ABThere seems to have been a few starts in
the economy this week. A pretty nice ride on Wall Street, knock on wood.
Continental in Cleveland resumed its direct service to London. Seems to
be a period of recovery for them, following the September 11th slump.
Is it true that the U.S. economy is bottoming out and may be due to recover
in the first couple months of the year?
SRI think it is too early to really say that.
We've been optimistic and have good reason to be optimistic, but I think
the market has perhaps gotten a little bit ahead of itself. The valuations
are a bit high right now. You still have record low savings and record
high debt. The short-term optimism may be a little bit ahead of itself.

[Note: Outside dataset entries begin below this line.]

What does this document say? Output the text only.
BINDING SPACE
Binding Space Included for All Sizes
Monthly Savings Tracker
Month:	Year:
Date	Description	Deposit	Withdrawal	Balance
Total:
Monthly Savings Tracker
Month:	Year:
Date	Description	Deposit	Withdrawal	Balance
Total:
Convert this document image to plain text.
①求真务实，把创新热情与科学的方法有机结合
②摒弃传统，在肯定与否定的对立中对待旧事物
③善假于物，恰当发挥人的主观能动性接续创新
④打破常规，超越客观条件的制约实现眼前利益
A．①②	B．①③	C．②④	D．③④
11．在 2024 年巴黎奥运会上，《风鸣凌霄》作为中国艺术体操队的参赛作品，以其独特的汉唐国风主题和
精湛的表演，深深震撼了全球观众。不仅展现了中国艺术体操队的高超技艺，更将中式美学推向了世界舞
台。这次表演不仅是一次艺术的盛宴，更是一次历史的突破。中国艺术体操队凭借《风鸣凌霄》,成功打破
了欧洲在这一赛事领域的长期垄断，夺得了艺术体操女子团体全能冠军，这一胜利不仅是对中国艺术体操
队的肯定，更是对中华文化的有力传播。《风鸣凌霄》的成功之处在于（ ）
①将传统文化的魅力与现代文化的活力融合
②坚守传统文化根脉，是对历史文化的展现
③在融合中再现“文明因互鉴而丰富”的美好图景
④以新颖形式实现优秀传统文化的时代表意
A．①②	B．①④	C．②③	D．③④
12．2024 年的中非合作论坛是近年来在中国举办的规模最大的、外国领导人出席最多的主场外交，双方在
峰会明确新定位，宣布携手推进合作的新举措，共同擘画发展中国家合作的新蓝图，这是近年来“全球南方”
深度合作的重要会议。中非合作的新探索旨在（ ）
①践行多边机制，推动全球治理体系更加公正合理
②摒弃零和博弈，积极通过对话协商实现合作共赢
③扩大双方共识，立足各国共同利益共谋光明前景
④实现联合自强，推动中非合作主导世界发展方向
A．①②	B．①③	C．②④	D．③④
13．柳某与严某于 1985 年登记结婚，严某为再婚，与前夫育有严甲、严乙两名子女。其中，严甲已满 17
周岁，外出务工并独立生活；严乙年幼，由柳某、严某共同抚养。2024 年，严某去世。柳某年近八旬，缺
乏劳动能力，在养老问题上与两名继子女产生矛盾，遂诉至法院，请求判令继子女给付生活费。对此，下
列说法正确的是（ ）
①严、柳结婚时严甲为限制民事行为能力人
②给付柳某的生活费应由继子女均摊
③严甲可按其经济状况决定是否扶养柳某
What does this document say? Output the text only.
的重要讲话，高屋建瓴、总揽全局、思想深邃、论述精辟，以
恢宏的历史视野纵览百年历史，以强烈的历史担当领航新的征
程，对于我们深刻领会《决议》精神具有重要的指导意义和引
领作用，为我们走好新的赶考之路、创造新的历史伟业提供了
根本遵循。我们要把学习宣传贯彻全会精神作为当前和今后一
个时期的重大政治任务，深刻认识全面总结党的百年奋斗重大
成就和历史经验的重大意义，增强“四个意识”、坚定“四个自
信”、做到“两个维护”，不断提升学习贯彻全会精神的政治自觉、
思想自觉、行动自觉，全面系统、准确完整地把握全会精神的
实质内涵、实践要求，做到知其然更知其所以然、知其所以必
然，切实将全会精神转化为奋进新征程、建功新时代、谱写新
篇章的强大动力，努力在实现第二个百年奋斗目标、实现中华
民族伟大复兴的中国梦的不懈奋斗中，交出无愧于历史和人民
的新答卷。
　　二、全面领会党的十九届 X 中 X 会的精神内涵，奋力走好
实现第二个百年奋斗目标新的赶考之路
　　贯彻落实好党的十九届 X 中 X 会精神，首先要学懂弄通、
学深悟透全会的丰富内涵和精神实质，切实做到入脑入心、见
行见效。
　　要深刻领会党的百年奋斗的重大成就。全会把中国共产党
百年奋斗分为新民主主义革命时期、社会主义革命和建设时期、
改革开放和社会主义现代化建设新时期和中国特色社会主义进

This recovery, I believe, is going to come back fairly slowly. That's
the sign. Not withstanding that, it's great that Continental is flying
to Europe again and increasing their flights down south. I'm sure a lot
of us could use it this time of year.
ABYou're not kidding. One more thing before
you go. KeyCorp announced this week that it is going to absorb a hit in
its profits to the tune of over $400 million. Dividends, as I understand,
will still rise, but how worried do you think KeyCorp shareholders should
be?
SRWell, I think KeyCorp shareholders are
worried and I think KeyCorp employees are concerned. You know, a few years
ago, Bob Gillespie the Chairman, said that the way we can ensure not only
bonuses (and of course they announced yesterday that the senior executives
are not going to get a bonus with this big write-off - I don't know if
that was reported but internally that was the word), but the best way
for KeyCorp to preserve its independence was to outperform in its peer
group - to be one of the top performing banks. Unfortunately, KeyCorp
really hasn't done that. You look at contrasting KeyCorp to National City,
National City has almost twice the market capitalization now that KeyCorp
has. I don't think people really know that. Part of it is because National
City has performed very, very well. KeyCorp really has to get their act
together and get out of the starting blocks. I'm sure it's very frustrating
for their management, but as one analyst said (I think it was the analyst
at Merrill Lynch) yesterday, we keep hearing about these non-recurring
events and at some point they just have to perform. I think that is important
for the community and important for the people who work and own stock
in the bank.
ABScott Roulston of Fairport Asset Management
joins us each Friday to talk about the week's business news.